Özerklik’ten ne anlaşılması gerektiğini de yine Çandar’ın kendisi söylüyor: “Kürtlerin sayısal olarak çoğunlukta oldukları bölgelerde hükümranlığı paylaşmaları, yönetime katılmaları demek bu. Adı konmamış bir federasyon bu” . Devamında da Çandar’a göre Türkiye’deki Kürtler Kuzey Irak’ta olduğu gibi “hükümranlık hakkını Türklerle paylaşmak istiyorlar”.
Neşe Düzel, Taraf gazetesindeki röportajda Cengiz Çandar’a “AKP durumu düzeltmezse, ateşkes bitmez mi? Tekrar silahlı mücadele başlamaz mı?” sorusunu yöneltiyor. Cengiz Çandar’ın cevabı şöyle: “Bir uzlaşma olmazsa silahlı mücadele, üstelik şehirlerde terörle birlikte kesinlikle tekrar başlar. Üstelik bütün Arap dünyasını yalayan ve Suriye’yi de allak bullak eden gelişmelerin Kürtler üzerinden Türkiye’ye sıçraması boyutu da var.”

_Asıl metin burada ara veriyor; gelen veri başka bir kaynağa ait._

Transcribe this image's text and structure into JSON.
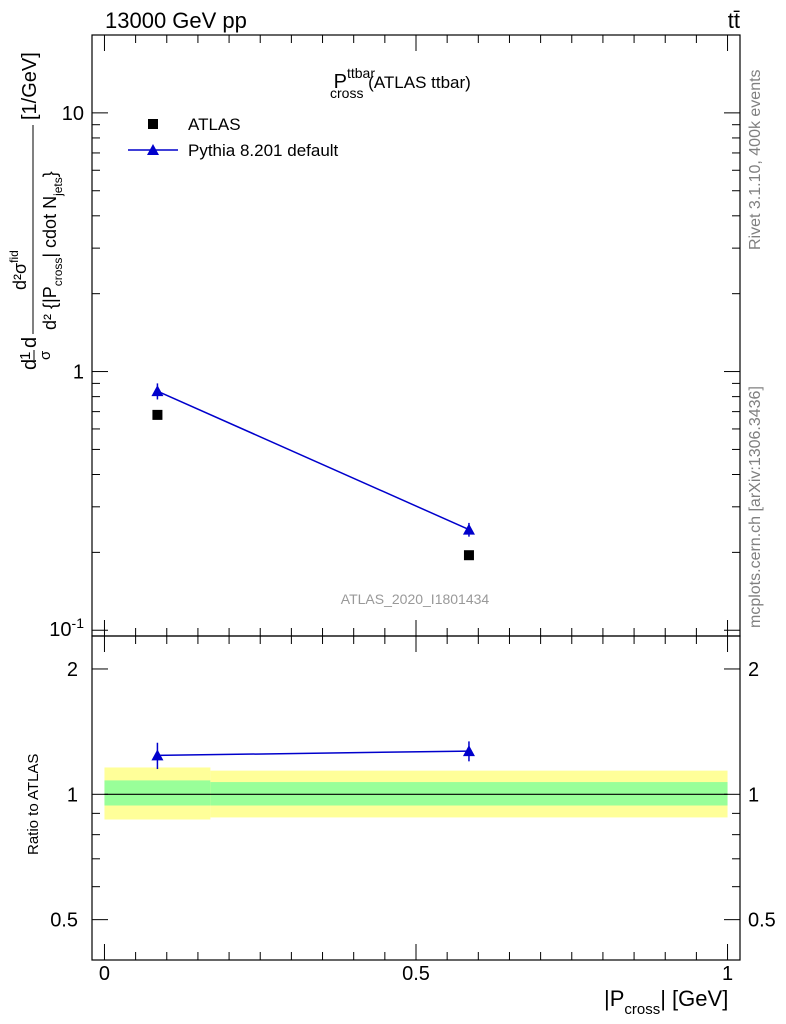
{
  "header": {
    "energy_label": "13000 GeV pp",
    "process_label": "tt̄"
  },
  "side_text": {
    "rivet": "Rivet 3.1.10,  400k events",
    "mcplots": "mcplots.cern.ch [arXiv:1306.3436]"
  },
  "watermark": "ATLAS_2020_I1801434",
  "legend": {
    "atlas_label": "ATLAS",
    "pythia_label": "Pythia 8.201 default"
  },
  "colors": {
    "data": "#000000",
    "mc": "#0000cc",
    "band_outer": "#ffff99",
    "band_inner": "#99ff99",
    "side_text": "#808080"
  },
  "chart_data": [
    {
      "type": "scatter",
      "title": "P^ttbar_cross (ATLAS ttbar)",
      "title_parts": {
        "base": "P",
        "sup": "ttbar",
        "sub": "cross",
        "suffix": " (ATLAS ttbar)"
      },
      "ylabel": "d^2σ^{fid} / d^2{|P_cross| cdot N_jets} [1/GeV] (normalised: 1/σ dσ)",
      "yscale": "log",
      "ylim": [
        0.095,
        20
      ],
      "xlim": [
        -0.02,
        1.02
      ],
      "yticks": [
        {
          "value": 0.1,
          "label": "10^-1"
        },
        {
          "value": 1,
          "label": "1"
        },
        {
          "value": 10,
          "label": "10"
        }
      ],
      "legend_position": "top-left",
      "series": [
        {
          "name": "ATLAS",
          "marker": "square",
          "x": [
            0.085,
            0.585
          ],
          "y": [
            0.68,
            0.195
          ]
        },
        {
          "name": "Pythia 8.201 default",
          "marker": "triangle",
          "line": true,
          "x": [
            0.085,
            0.585
          ],
          "y": [
            0.84,
            0.245
          ],
          "yerr": [
            0.06,
            0.015
          ]
        }
      ],
      "bin_edges": [
        0.0,
        0.17,
        1.0
      ]
    },
    {
      "type": "scatter",
      "ylabel": "Ratio to ATLAS",
      "xlabel": "|P_cross| [GeV]",
      "xlabel_parts": {
        "pre": "|P",
        "sub": "cross",
        "post": "| [GeV]"
      },
      "xlim": [
        -0.02,
        1.02
      ],
      "ylim": [
        0.4,
        2.4
      ],
      "yscale": "log",
      "xticks": [
        {
          "value": 0,
          "label": "0"
        },
        {
          "value": 0.5,
          "label": "0.5"
        },
        {
          "value": 1,
          "label": "1"
        }
      ],
      "yticks": [
        {
          "value": 0.5,
          "label": "0.5"
        },
        {
          "value": 1,
          "label": "1"
        },
        {
          "value": 2,
          "label": "2"
        }
      ],
      "bands": [
        {
          "x": [
            0.0,
            0.17
          ],
          "outer": [
            0.87,
            1.16
          ],
          "inner": [
            0.94,
            1.08
          ]
        },
        {
          "x": [
            0.17,
            1.0
          ],
          "outer": [
            0.88,
            1.14
          ],
          "inner": [
            0.94,
            1.07
          ]
        }
      ],
      "series": [
        {
          "name": "Pythia 8.201 default",
          "x": [
            0.085,
            0.585
          ],
          "y": [
            1.24,
            1.27
          ],
          "yerr": [
            0.09,
            0.07
          ]
        }
      ]
    }
  ]
}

Dikkat edilirse Hasan Cemal ve Cengiz Çandar gibiler, yazılarında Kandil’in görüşlerini, İmralı’nın tutumunu ve mevcut durumu yorumluyor görünüyorlar. Aslında onlar Karayılan ve Öcalan’ın görüşleri ekseninde Türkiye’nin ne yapması gerektiğini söylüyorlar. Onlara göre uzlaşma olmazsa Türkiye, Suriye olur. Türkiye yeni anayasa yaparak “adı konmamış bir federasyona” izin vermezse Türkiye’ye demokrasi gelmez! Öcalan İmralı’dan çıkarılmazsa barış olmaz!
Sorunu bu şekilde ortaya koyanlar, umudunu Öcalan’a bağlayanlardır. Öcalan’ın talepleri yerine getirilmezse terör bitmez, kan durmaz ve analar da ağlamaya devam eder, diyorlar. Onlara göre devlet Öcalan’ı bir çözüm partneri olarak görecek, örgütün Öcalan tarafından kontrol edilmesine devlet imkân sağlayarak sorunu çözecek. Devlet kendi eliyle kendisini yıkmaya ant içmiş olan bir terör örgütünü birlik ve beraberlik içinde tutacak. Öcalan, Karayılan, Cemal ve Çandar’ın hep birlikte dayattığı çözüm işte budur!